Before the technology behind NIPS was developed, the most common way of non-invasively assessing the risk for a chromosome condition in a pregnancy was a method called serum screening. This screening method relies on measuring proteins in the mother’s blood combined with measurements taken during a specialized ultrasound to determine the risk of the pregnancy being affected.
NIPS is a newer technology that, like serum screening, uses a blood sample from the mother. But instead of looking at proteins and ultrasound measurements, NIPS analyzes DNA from the baby’s placenta that is floating around in the mother’s blood.

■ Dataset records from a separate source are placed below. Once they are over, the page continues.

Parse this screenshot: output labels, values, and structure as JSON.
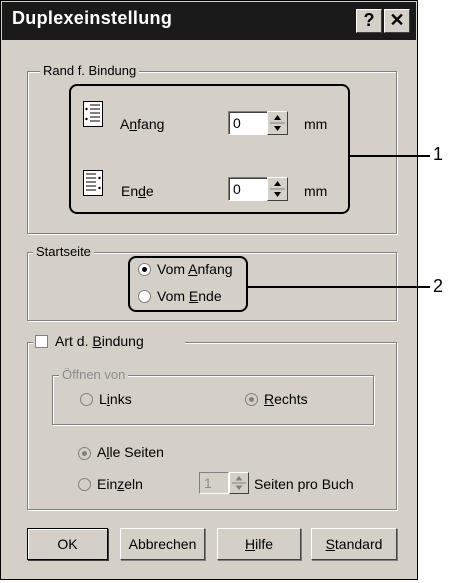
{
  "dialog": {
    "title": "Duplexeinstellung",
    "help_icon": "?",
    "close_icon": "✕"
  },
  "binding_margin": {
    "group_label": "Rand f. Bindung",
    "start": {
      "label_pre": "A",
      "label_ul": "n",
      "label_post": "fang",
      "value": "0",
      "unit": "mm"
    },
    "end": {
      "label_pre": "En",
      "label_ul": "d",
      "label_post": "e",
      "value": "0",
      "unit": "mm"
    }
  },
  "start_page": {
    "group_label": "Startseite",
    "options": [
      {
        "pre": "Vom ",
        "ul": "A",
        "post": "nfang",
        "selected": true
      },
      {
        "pre": "Vom ",
        "ul": "E",
        "post": "nde",
        "selected": false
      }
    ]
  },
  "binding_type": {
    "checkbox_pre": "Art d. ",
    "checkbox_ul": "B",
    "checkbox_post": "indung",
    "checked": false,
    "open_from": {
      "group_label": "Öffnen von",
      "left": {
        "pre": "L",
        "ul": "i",
        "post": "nks",
        "selected": false
      },
      "right": {
        "pre": "",
        "ul": "R",
        "post": "echts",
        "selected": true
      }
    },
    "all_pages": {
      "pre": "A",
      "ul": "l",
      "post": "le Seiten",
      "selected": true
    },
    "single": {
      "pre": "Ein",
      "ul": "z",
      "post": "eln",
      "selected": false
    },
    "pages_value": "1",
    "pages_label": "Seiten pro Buch"
  },
  "buttons": {
    "ok": "OK",
    "cancel": "Abbrechen",
    "help_pre": "",
    "help_ul": "H",
    "help_post": "ilfe",
    "standard_pre": "",
    "standard_ul": "S",
    "standard_post": "tandard"
  },
  "callouts": {
    "one": "1",
    "two": "2"
  }
}
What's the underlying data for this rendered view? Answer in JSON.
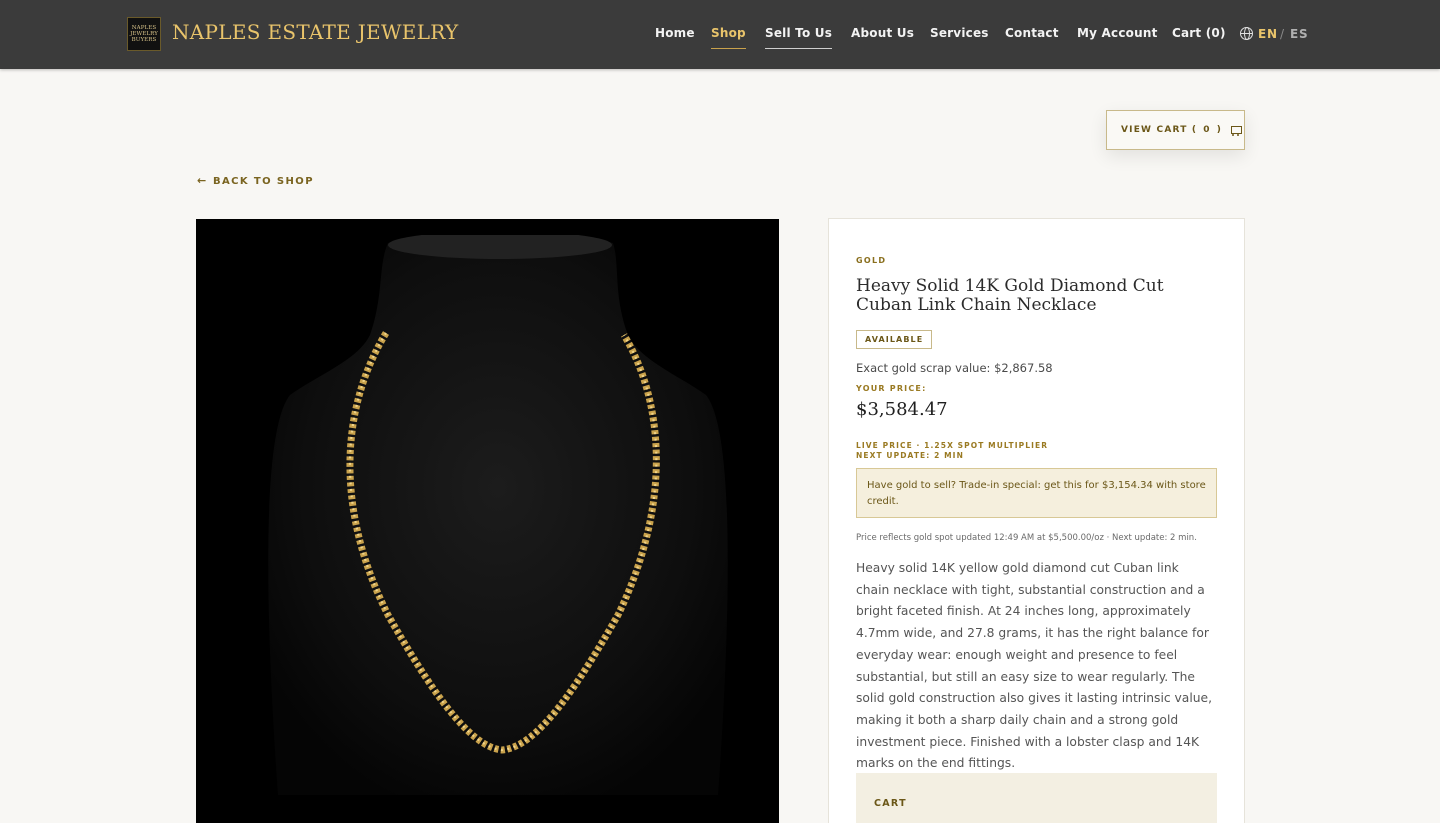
{
  "header": {
    "logo_lines": [
      "NAPLES",
      "JEWELRY",
      "BUYERS"
    ],
    "brand": "NAPLES ESTATE JEWELRY",
    "nav": [
      {
        "label": "Home"
      },
      {
        "label": "Shop"
      },
      {
        "label": "Sell To Us"
      },
      {
        "label": "About Us"
      },
      {
        "label": "Services"
      },
      {
        "label": "Contact"
      },
      {
        "label": "My Account"
      },
      {
        "label": "Cart (0)"
      }
    ],
    "lang_active": "EN",
    "lang_sep": "/",
    "lang_other": "ES"
  },
  "view_cart": {
    "label": "VIEW CART (",
    "count": "0",
    "close": ")"
  },
  "back_link": {
    "arrow": "←",
    "label": "BACK TO SHOP"
  },
  "product": {
    "category": "GOLD",
    "title": "Heavy Solid 14K Gold Diamond Cut Cuban Link Chain Necklace",
    "badge": "AVAILABLE",
    "scrap_value": "Exact gold scrap value: $2,867.58",
    "your_price_label": "YOUR PRICE:",
    "price": "$3,584.47",
    "live_price": "LIVE PRICE · 1.25X SPOT MULTIPLIER",
    "next_update": "NEXT UPDATE: 2 MIN",
    "trade_in": "Have gold to sell? Trade-in special: get this for $3,154.34 with store credit.",
    "price_note": "Price reflects gold spot updated 12:49 AM at $5,500.00/oz · Next update: 2 min.",
    "description": "Heavy solid 14K yellow gold diamond cut Cuban link chain necklace with tight, substantial construction and a bright faceted finish. At 24 inches long, approximately 4.7mm wide, and 27.8 grams, it has the right balance for everyday wear: enough weight and presence to feel substantial, but still an easy size to wear regularly. The solid gold construction also gives it lasting intrinsic value, making it both a sharp daily chain and a strong gold investment piece. Finished with a lobster clasp and 14K marks on the end fittings.",
    "cart_section": "CART"
  },
  "colors": {
    "header_bg": "#3b3b3b",
    "gold_accent": "#e9c46b",
    "page_bg": "#f8f7f4"
  }
}
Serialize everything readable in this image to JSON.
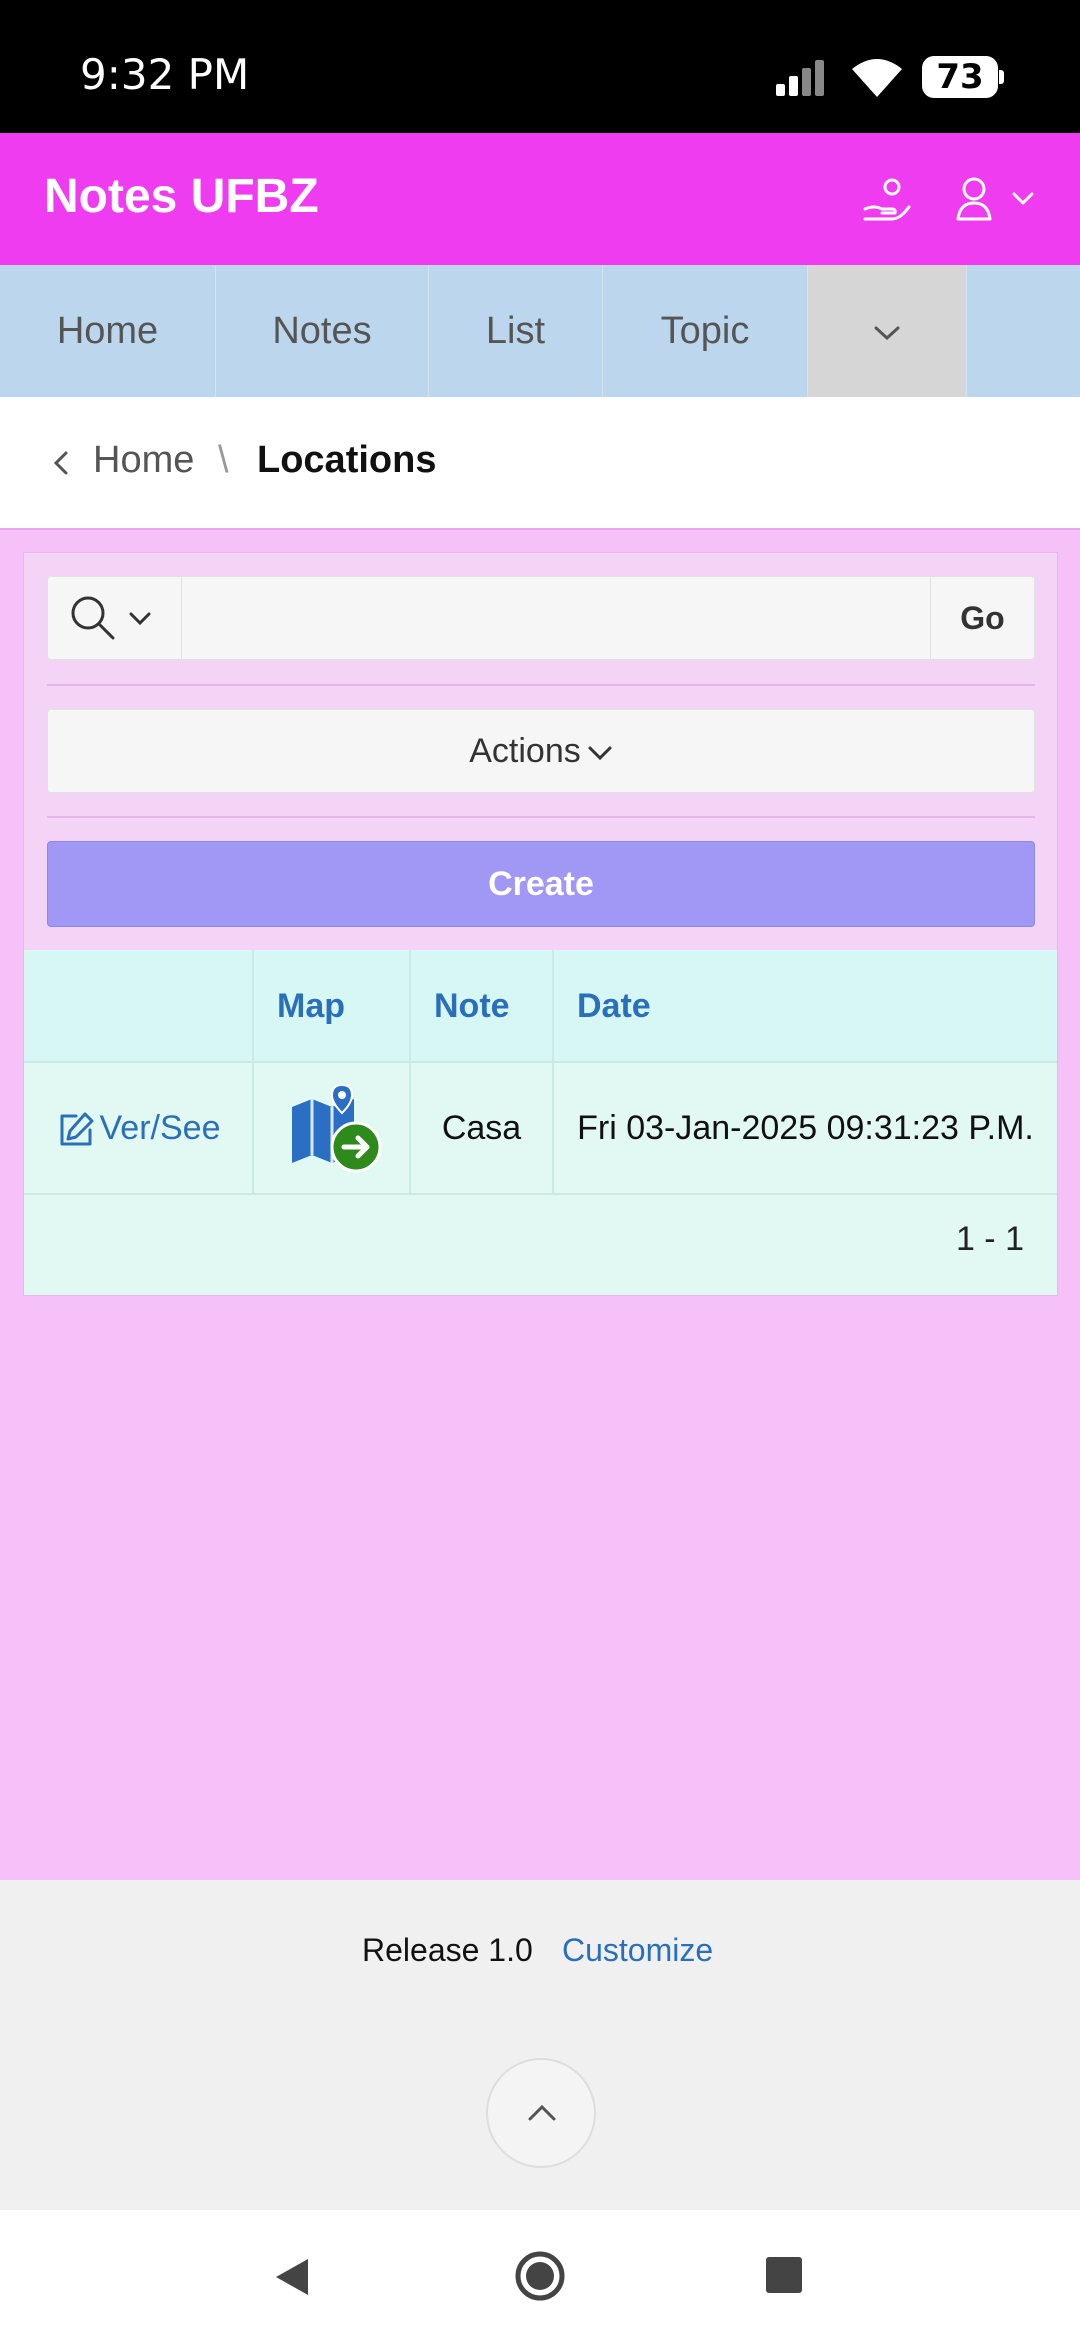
{
  "status_bar": {
    "time": "9:32 PM",
    "battery": "73"
  },
  "app": {
    "title": "Notes UFBZ"
  },
  "nav": {
    "tabs": [
      {
        "label": "Home"
      },
      {
        "label": "Notes"
      },
      {
        "label": "List"
      },
      {
        "label": "Topic"
      }
    ]
  },
  "breadcrumb": {
    "parent": "Home",
    "separator": "\\",
    "current": "Locations"
  },
  "search": {
    "value": "",
    "placeholder": "",
    "go_label": "Go"
  },
  "toolbar": {
    "actions_label": "Actions",
    "create_label": "Create"
  },
  "table": {
    "headers": {
      "edit": "",
      "map": "Map",
      "note": "Note",
      "date": "Date"
    },
    "rows": [
      {
        "edit": "Ver/See",
        "note": "Casa",
        "date": "Fri 03-Jan-2025 09:31:23 P.M."
      }
    ],
    "pagination": "1 - 1"
  },
  "footer": {
    "release": "Release 1.0",
    "customize": "Customize"
  },
  "colors": {
    "header": "#ef3cf0",
    "nav": "#bcd6ee",
    "background": "#f6c0f8",
    "create_button": "#a198f6",
    "link": "#2a6fba",
    "table": "#e2f8f2"
  }
}
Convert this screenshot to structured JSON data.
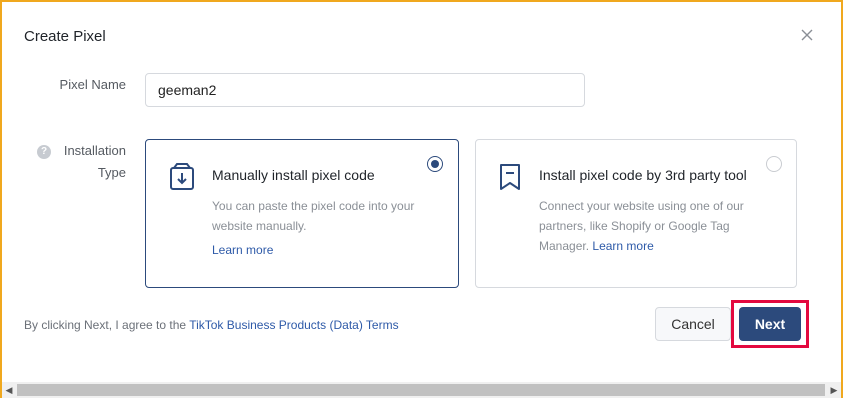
{
  "dialog": {
    "title": "Create Pixel",
    "close_icon": "close-icon"
  },
  "form": {
    "pixel_name_label": "Pixel Name",
    "pixel_name_value": "geeman2",
    "installation_label": "Installation Type",
    "help_icon_text": "?"
  },
  "options": {
    "manual": {
      "title": "Manually install pixel code",
      "description": "You can paste the pixel code into your website manually.",
      "learn_more": "Learn more",
      "selected": true,
      "icon": "download-box-icon"
    },
    "third_party": {
      "title": "Install pixel code by 3rd party tool",
      "description": "Connect your website using one of our partners, like Shopify or Google Tag Manager.",
      "learn_more": "Learn more",
      "selected": false,
      "icon": "bookmark-icon"
    }
  },
  "footer": {
    "agreement_prefix": "By clicking Next, I agree to the",
    "terms_link": "TikTok Business Products (Data) Terms",
    "cancel_label": "Cancel",
    "next_label": "Next"
  },
  "colors": {
    "accent": "#2c4a7c",
    "link": "#2e5aa8",
    "highlight": "#e3093f",
    "frame": "#f0a81e"
  },
  "scrollbar": {
    "left_arrow": "◀",
    "right_arrow": "▶"
  }
}
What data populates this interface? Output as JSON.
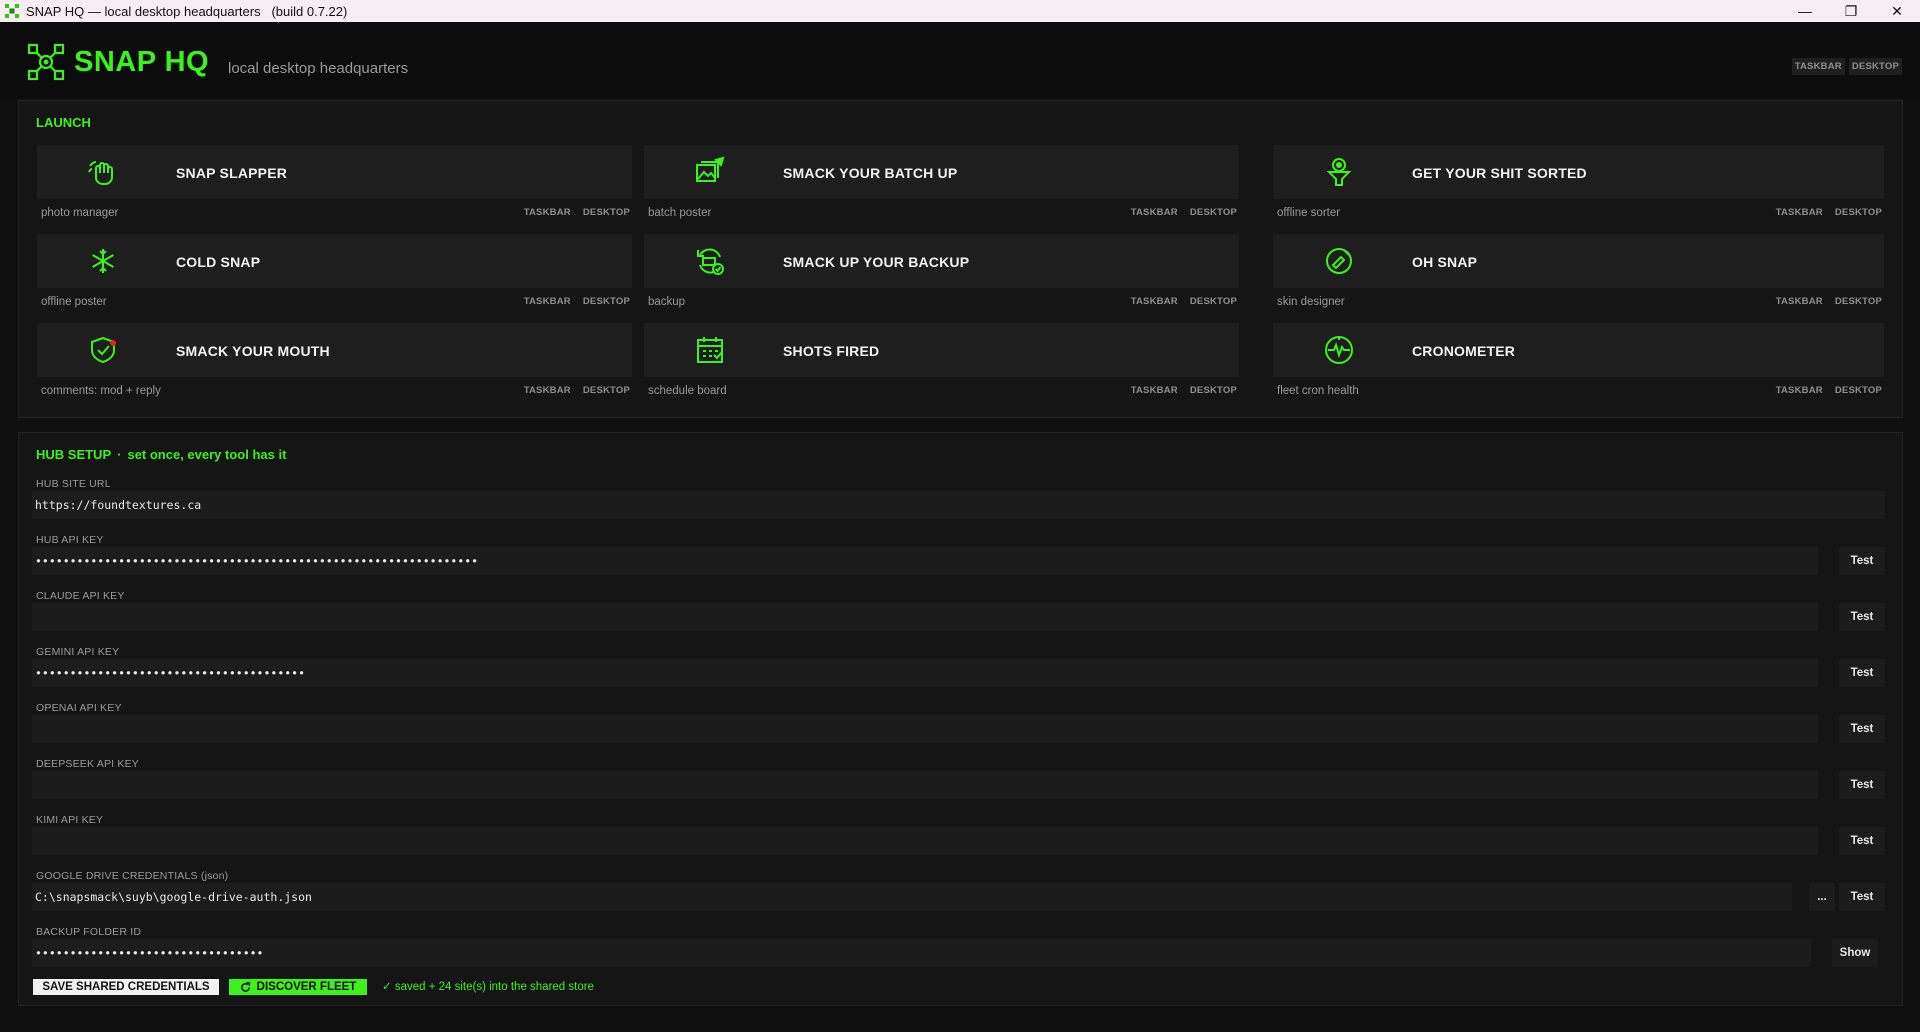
{
  "window": {
    "title": "SNAP HQ — local desktop headquarters   (build 0.7.22)"
  },
  "header": {
    "brand": "SNAP HQ",
    "tagline": "local desktop headquarters",
    "taskbar_label": "TASKBAR",
    "desktop_label": "DESKTOP"
  },
  "launch": {
    "title": "LAUNCH",
    "tools": [
      {
        "name": "SNAP SLAPPER",
        "sub": "photo manager",
        "icon": "hand-slap-icon"
      },
      {
        "name": "SMACK YOUR BATCH UP",
        "sub": "batch poster",
        "icon": "images-batch-icon"
      },
      {
        "name": "GET YOUR SHIT SORTED",
        "sub": "offline sorter",
        "icon": "funnel-sort-icon"
      },
      {
        "name": "COLD SNAP",
        "sub": "offline poster",
        "icon": "snowflake-icon"
      },
      {
        "name": "SMACK UP YOUR BACKUP",
        "sub": "backup",
        "icon": "backup-sync-icon"
      },
      {
        "name": "OH SNAP",
        "sub": "skin designer",
        "icon": "palette-icon"
      },
      {
        "name": "SMACK YOUR MOUTH",
        "sub": "comments: mod + reply",
        "icon": "shield-check-icon"
      },
      {
        "name": "SHOTS FIRED",
        "sub": "schedule board",
        "icon": "calendar-icon"
      },
      {
        "name": "CRONOMETER",
        "sub": "fleet cron health",
        "icon": "pulse-icon"
      }
    ]
  },
  "setup": {
    "title": "HUB SETUP",
    "subtitle": "set once, every tool has it",
    "fields": [
      {
        "label": "HUB SITE URL",
        "value": "https://foundtextures.ca"
      },
      {
        "label": "HUB API KEY",
        "value": "••••••••••••••••••••••••••••••••••••••••••••••••••••••••••••••••",
        "action": "Test"
      },
      {
        "label": "CLAUDE API KEY",
        "value": "",
        "action": "Test"
      },
      {
        "label": "GEMINI API KEY",
        "value": "•••••••••••••••••••••••••••••••••••••••",
        "action": "Test"
      },
      {
        "label": "OPENAI API KEY",
        "value": "",
        "action": "Test"
      },
      {
        "label": "DEEPSEEK API KEY",
        "value": "",
        "action": "Test"
      },
      {
        "label": "KIMI API KEY",
        "value": "",
        "action": "Test"
      },
      {
        "label": "GOOGLE DRIVE CREDENTIALS (json)",
        "value": "C:\\snapsmack\\suyb\\google-drive-auth.json",
        "browse": "...",
        "action": "Test"
      },
      {
        "label": "BACKUP FOLDER ID",
        "value": "•••••••••••••••••••••••••••••••••",
        "action": "Show"
      }
    ],
    "save_label": "SAVE SHARED CREDENTIALS",
    "fleet_label": "DISCOVER FLEET",
    "status": "✓  saved + 24 site(s) into the shared store"
  },
  "colors": {
    "accent": "#3df21a",
    "background": "#0f0f0f",
    "panel": "#151515",
    "card": "#1e1e1e"
  }
}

NIPS is more sensitive than serum screening. This means there is less chance of getting a negative result when in fact the baby really does have a chromosome condition. NIPS is also more specific than serum screening. This means there is less chance of getting a positive result when in fact the baby does NOT have a chromosome condition. This is important because false positives can lead to unnecessary invasive diagnostic procedures.
Regardless of whether you pursue serum screening or NIPS, remember that only a diagnostic test — chorionic villus sampling (CVS) or amniocentesis — can provide a definitive answer as to whether a pregnancy is affected with a chromosome condition. These procedures are invasive and pose small risks, including miscarriage, so often women will wait to do CVS or amniocentesis until after they’ve been identified as having increased risk through a screening test.